Theobald takes us on Graham’s emotional journey of a life tipped into confusion and chaos by the arrival and courtship of the bullying and opinionated ageing roué, Mr Turnbull. In a complex darkly comic monologue that brings in other characters, Theobald does well in entertaining the audience with his ever-twisting story while retaining Graham’s own fey character.
Stephanie Cole is the 75-year-old widow Doris in A Cream Cracker Under The Settee. Her frail old lady character has a fall from a height while attempting to dust the top of her wedding photograph on the wall.
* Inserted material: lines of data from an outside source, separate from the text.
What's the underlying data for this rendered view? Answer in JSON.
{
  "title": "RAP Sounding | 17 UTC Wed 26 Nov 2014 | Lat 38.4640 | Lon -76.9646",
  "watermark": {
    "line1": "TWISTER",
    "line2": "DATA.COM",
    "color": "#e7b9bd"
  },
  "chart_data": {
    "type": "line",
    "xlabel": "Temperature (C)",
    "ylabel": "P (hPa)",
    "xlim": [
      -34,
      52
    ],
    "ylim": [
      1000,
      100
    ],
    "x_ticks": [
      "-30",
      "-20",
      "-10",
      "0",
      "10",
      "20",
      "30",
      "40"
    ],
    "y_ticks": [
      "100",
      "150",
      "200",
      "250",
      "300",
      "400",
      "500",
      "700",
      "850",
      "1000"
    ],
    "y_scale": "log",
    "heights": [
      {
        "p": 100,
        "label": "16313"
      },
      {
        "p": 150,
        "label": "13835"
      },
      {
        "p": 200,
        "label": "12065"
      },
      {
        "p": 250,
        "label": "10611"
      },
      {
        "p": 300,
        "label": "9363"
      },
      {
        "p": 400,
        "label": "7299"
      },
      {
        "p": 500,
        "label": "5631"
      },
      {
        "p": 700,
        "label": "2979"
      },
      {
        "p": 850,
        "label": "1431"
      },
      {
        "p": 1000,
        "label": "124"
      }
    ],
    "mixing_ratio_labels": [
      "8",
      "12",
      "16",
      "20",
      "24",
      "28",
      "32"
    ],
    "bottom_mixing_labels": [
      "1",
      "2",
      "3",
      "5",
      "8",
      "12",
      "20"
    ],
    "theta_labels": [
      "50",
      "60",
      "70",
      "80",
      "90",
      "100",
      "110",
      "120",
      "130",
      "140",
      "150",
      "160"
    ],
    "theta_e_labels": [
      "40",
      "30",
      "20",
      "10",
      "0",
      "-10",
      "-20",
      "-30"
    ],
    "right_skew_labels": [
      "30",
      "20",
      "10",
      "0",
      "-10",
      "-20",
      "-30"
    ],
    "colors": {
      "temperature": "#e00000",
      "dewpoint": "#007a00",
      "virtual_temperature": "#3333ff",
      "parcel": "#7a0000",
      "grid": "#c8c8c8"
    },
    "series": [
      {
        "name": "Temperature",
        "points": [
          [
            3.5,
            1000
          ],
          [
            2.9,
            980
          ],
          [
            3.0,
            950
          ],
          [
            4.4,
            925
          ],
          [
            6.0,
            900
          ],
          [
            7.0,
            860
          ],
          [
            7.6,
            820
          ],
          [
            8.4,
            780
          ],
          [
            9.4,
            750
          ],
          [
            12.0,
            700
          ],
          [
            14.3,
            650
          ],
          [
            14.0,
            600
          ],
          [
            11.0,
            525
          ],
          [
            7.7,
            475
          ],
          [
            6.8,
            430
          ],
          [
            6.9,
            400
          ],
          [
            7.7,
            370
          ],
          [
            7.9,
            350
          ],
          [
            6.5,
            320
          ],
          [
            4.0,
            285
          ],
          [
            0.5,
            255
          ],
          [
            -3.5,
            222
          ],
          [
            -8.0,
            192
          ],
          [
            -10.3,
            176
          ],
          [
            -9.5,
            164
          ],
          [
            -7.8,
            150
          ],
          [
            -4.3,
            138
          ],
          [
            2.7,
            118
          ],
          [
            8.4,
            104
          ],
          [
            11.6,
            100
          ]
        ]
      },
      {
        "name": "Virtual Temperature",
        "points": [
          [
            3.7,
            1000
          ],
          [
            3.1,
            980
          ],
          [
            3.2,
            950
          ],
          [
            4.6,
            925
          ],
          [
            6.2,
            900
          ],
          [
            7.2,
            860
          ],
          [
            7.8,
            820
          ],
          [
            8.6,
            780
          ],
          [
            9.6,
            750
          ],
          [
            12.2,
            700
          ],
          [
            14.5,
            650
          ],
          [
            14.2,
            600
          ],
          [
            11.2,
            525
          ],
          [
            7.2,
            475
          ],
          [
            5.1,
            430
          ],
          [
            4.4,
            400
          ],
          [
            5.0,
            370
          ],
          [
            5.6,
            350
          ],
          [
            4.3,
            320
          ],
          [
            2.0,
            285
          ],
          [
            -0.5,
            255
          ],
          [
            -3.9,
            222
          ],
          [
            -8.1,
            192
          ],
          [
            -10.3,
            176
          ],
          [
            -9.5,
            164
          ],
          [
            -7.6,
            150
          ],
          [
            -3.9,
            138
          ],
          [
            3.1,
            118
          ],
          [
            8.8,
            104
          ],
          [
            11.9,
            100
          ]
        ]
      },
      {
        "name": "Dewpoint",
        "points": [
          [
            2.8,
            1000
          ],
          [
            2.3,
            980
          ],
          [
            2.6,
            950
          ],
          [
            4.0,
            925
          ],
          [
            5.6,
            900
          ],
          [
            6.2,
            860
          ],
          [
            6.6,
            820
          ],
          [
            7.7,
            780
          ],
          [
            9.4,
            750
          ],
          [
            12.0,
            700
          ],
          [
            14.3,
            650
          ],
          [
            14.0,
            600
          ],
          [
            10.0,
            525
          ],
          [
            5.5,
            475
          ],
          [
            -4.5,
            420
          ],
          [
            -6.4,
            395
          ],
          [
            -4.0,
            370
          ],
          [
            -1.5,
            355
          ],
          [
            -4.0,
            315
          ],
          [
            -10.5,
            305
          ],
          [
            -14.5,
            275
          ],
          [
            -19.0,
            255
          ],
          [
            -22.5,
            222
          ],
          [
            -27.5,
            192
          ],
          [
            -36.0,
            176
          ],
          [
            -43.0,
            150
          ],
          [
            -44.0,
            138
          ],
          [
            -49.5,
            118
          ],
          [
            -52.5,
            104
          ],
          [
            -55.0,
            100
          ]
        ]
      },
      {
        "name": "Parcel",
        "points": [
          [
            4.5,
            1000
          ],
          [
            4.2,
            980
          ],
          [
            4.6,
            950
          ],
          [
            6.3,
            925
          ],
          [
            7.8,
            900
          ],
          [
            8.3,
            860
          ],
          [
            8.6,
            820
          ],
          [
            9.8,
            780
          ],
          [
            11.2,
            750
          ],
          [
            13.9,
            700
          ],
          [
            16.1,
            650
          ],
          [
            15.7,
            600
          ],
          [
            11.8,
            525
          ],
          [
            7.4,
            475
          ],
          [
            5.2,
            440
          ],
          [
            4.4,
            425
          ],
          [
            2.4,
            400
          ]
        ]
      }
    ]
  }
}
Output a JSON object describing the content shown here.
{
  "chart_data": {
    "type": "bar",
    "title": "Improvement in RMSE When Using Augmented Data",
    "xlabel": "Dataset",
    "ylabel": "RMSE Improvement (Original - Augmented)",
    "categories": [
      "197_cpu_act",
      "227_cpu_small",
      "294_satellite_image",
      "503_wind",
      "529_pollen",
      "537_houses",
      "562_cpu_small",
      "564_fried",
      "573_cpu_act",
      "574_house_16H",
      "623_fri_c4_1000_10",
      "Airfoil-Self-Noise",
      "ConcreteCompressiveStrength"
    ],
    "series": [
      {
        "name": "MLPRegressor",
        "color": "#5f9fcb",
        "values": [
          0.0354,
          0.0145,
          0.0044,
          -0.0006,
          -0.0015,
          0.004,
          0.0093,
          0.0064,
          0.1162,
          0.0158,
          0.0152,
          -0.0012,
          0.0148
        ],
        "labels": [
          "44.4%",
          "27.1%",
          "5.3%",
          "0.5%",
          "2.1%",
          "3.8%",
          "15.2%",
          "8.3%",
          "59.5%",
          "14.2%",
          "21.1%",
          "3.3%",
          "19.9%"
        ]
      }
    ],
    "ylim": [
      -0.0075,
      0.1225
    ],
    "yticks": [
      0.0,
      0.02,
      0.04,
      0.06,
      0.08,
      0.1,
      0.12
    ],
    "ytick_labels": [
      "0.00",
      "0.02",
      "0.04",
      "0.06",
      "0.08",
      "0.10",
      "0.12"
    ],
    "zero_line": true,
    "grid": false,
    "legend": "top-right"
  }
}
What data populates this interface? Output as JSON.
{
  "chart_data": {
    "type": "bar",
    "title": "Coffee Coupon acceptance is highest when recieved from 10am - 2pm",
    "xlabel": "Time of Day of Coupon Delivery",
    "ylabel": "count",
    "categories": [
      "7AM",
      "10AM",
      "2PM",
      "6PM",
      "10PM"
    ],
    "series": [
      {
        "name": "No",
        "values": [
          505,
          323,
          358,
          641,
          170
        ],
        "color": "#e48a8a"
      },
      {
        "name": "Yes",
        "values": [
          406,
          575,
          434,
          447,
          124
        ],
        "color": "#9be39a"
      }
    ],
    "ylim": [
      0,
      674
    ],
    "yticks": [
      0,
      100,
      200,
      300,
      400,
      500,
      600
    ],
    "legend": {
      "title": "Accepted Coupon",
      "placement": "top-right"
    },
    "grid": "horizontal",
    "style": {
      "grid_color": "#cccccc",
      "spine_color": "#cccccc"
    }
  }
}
This tumble proves to be her downfall. Cole brings out all of Bennett’s bitterly accusing wit and Doris’s stubborn nature borne of a cleaning obsession and love-hate relationship with her home help, Zulema. Her main personal demon is the constant thought of being packed off to Stafford House – as she sees it – to die a lonely death with people who smell of pee. With beautifully written dramatic irony, this fear is actualised earlier than Doris anticipates except that her place of death is her living room not in the relative comfort of Stafford House. Cole has the audience close to tears in the final part of her affecting monologue as she says “Never mind. It’s done with now. Anyhow.”